Home >> Celoteh >> Jatuh Cinta, Aku Harus Bagaimana?
jatuh cinta dalam diam:)

Jatuh Cinta, Aku Harus Bagaimana?

Jatuh cinta atau mempunyai rasa suka terhadap lawan jenis adalah hal yang fitrah bagi manusia (normal dan wajar). Tapi yang terpenting adalah bagaimana cara kita menanggapi, memperlakukan dan menyikapi perasaan itu.
Dewasa ini banyak pemuda dan pemudi yang tidak bisa menahan hawa nafsunya lalu menyatakan perasaannya kepada orang yang di cintainya, padahal sendirinya mengaku belum siap untuk menghalalkannya. Jadi, akhirnya mereka memilih jalan yang sesat atau maksiat yaitu Pacaran.

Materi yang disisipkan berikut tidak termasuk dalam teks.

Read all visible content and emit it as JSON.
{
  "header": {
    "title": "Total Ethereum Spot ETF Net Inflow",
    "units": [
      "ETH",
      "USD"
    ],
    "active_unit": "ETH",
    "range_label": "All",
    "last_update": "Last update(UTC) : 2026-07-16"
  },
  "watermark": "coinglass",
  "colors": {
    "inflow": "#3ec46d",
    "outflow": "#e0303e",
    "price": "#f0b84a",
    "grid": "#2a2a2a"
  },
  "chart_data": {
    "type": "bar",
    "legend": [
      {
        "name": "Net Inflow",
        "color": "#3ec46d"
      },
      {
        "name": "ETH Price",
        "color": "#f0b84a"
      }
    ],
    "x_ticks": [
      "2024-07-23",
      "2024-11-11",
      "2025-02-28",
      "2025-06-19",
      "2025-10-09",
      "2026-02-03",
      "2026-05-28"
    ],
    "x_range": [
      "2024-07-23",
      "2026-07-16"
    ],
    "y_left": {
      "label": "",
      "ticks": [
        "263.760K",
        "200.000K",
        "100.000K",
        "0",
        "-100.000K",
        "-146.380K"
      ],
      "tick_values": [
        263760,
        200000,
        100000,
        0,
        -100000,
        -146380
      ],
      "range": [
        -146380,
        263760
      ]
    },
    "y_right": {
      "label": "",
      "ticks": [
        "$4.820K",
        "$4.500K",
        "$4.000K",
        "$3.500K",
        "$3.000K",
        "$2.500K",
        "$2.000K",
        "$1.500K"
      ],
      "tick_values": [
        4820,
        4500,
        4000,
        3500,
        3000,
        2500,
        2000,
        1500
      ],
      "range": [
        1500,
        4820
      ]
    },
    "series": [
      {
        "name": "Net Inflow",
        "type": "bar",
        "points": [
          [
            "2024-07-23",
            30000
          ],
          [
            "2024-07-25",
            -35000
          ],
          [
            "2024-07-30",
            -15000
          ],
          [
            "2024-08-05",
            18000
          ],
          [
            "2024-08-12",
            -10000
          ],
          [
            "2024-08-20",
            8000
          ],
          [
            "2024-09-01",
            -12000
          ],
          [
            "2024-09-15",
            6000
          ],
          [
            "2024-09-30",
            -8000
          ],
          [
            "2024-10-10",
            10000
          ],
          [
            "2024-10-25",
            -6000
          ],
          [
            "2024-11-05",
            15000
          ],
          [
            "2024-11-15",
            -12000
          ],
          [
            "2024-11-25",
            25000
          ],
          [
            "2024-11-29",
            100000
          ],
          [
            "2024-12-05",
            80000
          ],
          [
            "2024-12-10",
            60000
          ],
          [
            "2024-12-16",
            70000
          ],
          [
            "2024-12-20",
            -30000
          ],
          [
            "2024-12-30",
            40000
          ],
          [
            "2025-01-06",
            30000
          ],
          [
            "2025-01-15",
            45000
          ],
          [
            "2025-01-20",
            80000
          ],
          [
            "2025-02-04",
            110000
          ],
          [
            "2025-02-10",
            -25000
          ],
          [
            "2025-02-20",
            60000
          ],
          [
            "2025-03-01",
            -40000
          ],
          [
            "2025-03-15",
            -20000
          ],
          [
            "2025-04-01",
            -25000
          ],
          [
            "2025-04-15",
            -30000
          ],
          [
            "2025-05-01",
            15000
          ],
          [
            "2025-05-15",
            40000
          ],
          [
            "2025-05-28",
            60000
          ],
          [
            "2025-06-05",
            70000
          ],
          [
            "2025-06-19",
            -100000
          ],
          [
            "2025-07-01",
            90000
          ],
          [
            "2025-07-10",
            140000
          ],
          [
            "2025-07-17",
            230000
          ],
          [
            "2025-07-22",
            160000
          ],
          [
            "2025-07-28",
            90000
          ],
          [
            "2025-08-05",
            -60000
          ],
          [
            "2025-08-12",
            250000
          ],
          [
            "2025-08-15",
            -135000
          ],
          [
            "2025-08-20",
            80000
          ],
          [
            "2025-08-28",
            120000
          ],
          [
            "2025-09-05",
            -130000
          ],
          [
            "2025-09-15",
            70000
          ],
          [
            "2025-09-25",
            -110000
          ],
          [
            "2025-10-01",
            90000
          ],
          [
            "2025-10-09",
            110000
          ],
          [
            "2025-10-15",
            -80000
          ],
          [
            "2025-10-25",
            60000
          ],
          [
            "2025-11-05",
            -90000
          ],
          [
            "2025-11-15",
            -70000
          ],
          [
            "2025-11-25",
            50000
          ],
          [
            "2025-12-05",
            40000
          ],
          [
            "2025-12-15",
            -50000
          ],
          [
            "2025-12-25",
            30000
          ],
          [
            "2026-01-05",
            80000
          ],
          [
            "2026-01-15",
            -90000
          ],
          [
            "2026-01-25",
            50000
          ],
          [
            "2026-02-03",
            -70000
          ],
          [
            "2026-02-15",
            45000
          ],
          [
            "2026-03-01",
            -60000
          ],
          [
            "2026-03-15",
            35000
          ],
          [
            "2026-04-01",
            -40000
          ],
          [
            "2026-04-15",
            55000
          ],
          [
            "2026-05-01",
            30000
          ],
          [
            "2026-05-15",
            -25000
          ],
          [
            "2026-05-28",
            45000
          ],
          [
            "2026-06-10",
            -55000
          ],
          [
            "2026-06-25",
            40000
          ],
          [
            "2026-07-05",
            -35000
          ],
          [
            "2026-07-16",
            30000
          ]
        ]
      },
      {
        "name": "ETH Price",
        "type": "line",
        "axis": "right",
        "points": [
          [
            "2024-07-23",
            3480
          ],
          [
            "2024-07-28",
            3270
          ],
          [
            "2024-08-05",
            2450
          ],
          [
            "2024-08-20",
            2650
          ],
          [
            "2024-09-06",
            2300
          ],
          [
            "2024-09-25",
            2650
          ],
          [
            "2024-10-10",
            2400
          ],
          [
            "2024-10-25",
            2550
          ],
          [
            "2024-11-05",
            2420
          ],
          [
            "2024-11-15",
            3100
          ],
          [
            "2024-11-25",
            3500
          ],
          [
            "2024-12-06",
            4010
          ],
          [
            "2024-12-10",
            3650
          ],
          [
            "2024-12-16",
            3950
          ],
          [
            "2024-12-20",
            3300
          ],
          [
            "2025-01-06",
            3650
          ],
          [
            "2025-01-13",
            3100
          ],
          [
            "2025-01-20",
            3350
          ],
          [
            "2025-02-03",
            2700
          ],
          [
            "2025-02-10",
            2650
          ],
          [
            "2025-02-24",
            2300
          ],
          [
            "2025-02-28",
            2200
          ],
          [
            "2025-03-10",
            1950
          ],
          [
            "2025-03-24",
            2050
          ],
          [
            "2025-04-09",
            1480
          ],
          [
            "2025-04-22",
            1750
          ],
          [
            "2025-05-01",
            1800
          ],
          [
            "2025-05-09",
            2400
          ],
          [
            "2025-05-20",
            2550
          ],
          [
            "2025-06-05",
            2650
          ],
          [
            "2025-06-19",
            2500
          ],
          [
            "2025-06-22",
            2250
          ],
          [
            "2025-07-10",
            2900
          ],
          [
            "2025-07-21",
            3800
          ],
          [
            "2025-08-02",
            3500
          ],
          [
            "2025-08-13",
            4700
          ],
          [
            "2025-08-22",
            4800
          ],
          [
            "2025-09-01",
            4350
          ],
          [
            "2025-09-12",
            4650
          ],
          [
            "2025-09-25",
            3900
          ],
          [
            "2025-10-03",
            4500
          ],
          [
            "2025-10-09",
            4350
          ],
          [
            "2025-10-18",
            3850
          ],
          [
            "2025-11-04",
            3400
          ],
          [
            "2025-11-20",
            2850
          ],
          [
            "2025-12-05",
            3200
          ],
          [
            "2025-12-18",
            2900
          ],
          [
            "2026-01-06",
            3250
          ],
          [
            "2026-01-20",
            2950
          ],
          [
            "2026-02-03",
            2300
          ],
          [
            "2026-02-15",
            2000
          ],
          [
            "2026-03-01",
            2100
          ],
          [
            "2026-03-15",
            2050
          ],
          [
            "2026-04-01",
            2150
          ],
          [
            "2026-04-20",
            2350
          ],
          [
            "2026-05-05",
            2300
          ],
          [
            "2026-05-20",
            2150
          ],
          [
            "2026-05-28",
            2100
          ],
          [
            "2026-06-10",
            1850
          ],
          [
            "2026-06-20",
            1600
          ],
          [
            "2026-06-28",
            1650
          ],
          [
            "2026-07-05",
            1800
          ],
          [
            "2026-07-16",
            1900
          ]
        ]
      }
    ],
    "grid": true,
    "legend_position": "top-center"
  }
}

Jadi, seharusnya apa yang harus di lakukan? Yang harus di lakukan adalah DIAM. Diam bagaimana? Aku suka dengannya? Aku ingin memilikinya? Diam jika kamu mengaguminya, diam jika kamu mencintainya, dan diam jika kamu menginginkannya. Rasa cinta tidak usah di utarakan kalau niatnya ingin berpacaran. Kecuali kalau memang niatnya mau menikah dan siap untuk menikah, utarakan rasa cinta itu dengan Khitbah (Lamaran) atau keinginan untuk berta’aruf. Bukan karena apa apa, tapi rasa itu sebaiknya di simpan sebelum kehalalan datang kepada kalian. Karena, mengamankan diri dari fitnah itu lebih mulia daripada kamu menunjukkan hasrat sekalipun itu fitrahnya manusia. Jadi, sebelum melamarnya hendaklah persiapkan diri dan persiapkan hati sejak sekarang.
Sesungguhnya yang mendatangkan rasa jatuh cinta, rasa suka, rasa kagum dan rasa ingin memiliki, adalah Sang Pencipta. Maka dari itu, mulai sekarang sapalah dia dalam setiap doa doamu dan Sebutlah namanya dalam setiap hamparan sajadahmu, Jagalah dia dari setiap pelanggaran yang mungkin ingin kau perbuat dengannya.
Namun jika akhirnya dia memang tidak tercatat untuk kamu miliki, yakinlah Allah akan menghapus cinta dalam diammu. Allah akan menghilangkan perasaanmu untuknya. Dia akan mengganti orang yang lebih baik dan akan menggantikan perasaan yang lebih indah pada orang yang memang tepat untukmu. Begitulah kekuasaannya, Wahai dzat yang membolak balikkan hati.
Nah, kalo caranya ginikan enak. Satu sama lain ga ada yang merasa di rugikan, ga ada yang merasa sakit hati, ga ada yang untung sendiri. Satu sama lain juga masih terjaga dari pelanggaran. Tidak saling mendosakan satu sama lain.
Seperti kisah Fatimah binti Muhammad dengan Ali bin Abi Thalib. Dua insan manusia yang di landa asmara, mereka saling cinta tapi mereka juga saling menjaga satu sama lain. Menjaga hawa nafsu dan syahwat, menjaga kehormatan dan kemuliaan. Lalu allah mempertemukan mereka dalam jalinan kisah cinta yang indah dan romantis.